SAF is one piece of that puzzle, addressing one of the harder pieces—high-energy-density liquid fuels for applications where batteries don’t yet work. As we build out this circular economy, lessons from SAF production and use will inform how we decarbonize other sectors.
What It All Means
Sustainable aviation fuel won’t single-handedly solve climate change, and it faces real challenges around cost, scale, and sustainability of feedstocks. But it represents something important: a pragmatic solution that works with existing infrastructure while we develop longer-term technologies.
The beauty of SAF is that it turns waste into value. That used cooking oil from your local restaurant? It could help power a flight across the Pacific. Agricultural residues that would otherwise decompose in fields? Jet fuel. Carbon dioxide pulled from the air using renewable energy? A closed-loop fuel that lets us fly without adding to atmospheric carbon.

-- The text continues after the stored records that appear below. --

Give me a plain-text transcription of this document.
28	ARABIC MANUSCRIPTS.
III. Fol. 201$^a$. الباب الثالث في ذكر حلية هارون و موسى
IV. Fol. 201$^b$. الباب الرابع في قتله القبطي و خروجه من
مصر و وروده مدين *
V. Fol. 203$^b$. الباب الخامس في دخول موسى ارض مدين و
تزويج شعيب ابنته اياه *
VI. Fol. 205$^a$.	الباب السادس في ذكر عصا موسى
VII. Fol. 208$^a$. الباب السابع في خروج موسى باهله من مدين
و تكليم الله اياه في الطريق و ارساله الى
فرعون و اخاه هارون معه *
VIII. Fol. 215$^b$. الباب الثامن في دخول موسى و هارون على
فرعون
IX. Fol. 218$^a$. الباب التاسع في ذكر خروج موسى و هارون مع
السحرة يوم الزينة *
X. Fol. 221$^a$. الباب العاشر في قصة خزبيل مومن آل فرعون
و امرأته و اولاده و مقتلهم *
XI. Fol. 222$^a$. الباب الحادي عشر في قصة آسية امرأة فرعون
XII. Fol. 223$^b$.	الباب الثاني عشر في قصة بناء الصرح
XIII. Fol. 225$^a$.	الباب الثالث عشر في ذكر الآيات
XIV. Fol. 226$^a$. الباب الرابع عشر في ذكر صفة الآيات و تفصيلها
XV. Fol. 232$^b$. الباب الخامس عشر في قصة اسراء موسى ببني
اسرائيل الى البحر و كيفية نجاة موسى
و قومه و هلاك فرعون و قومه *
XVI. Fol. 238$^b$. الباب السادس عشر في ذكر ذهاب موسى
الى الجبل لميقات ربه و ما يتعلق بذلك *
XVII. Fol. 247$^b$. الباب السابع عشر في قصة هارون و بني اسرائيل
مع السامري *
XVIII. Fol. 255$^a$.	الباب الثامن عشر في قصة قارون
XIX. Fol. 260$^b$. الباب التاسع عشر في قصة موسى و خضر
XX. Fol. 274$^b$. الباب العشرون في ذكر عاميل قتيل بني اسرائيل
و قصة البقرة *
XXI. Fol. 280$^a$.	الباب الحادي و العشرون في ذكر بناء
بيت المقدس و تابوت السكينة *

We’re not there yet. SAF is still expensive, still limited in supply, still requiring policy support to compete with conventional fuel. But the trajectory is clear: as we scale up production, improve processes, and invest in infrastructure, sustainable aviation fuel will play an increasing role in keeping the world connected while protecting the planet.
Looking Forward
The next decade will be crucial for SAF. With major airlines committing to its use, governments implementing supportive policies, and producers scaling up operations, we’ll see whether this technology can transition from niche to mainstream.
For aviation to achieve net-zero emissions by 2050—the industry’s stated goal—SAF will need to supply a large percentage of fuel demand, complemented by efficiency improvements, emerging technologies like hydrogen for some routes, and potentially carbon offsets for remaining emissions.
It’s an ambitious target. But consider that the entire aviation industry—millions of flights connecting billions of people—was built in less than a century. The shift to sustainable fuels is complex, but not impossible.
The next time you board a flight, you might wonder what’s in the fuel tanks. Increasingly, the answer might include a blend of conventional jet fuel and sustainable alternatives made from sources as varied as cooking oil, forest residues, or even the CO₂ captured from the air.
It’s not a perfect solution, and the journey to truly sustainable aviation will be long. But it’s a start—a pragmatic, deployable technology that works with the aircraft we have, not just the aircraft we wish we had. And in the challenge of cleaning up our skies, pragmatic solutions that work today are exactly what we need.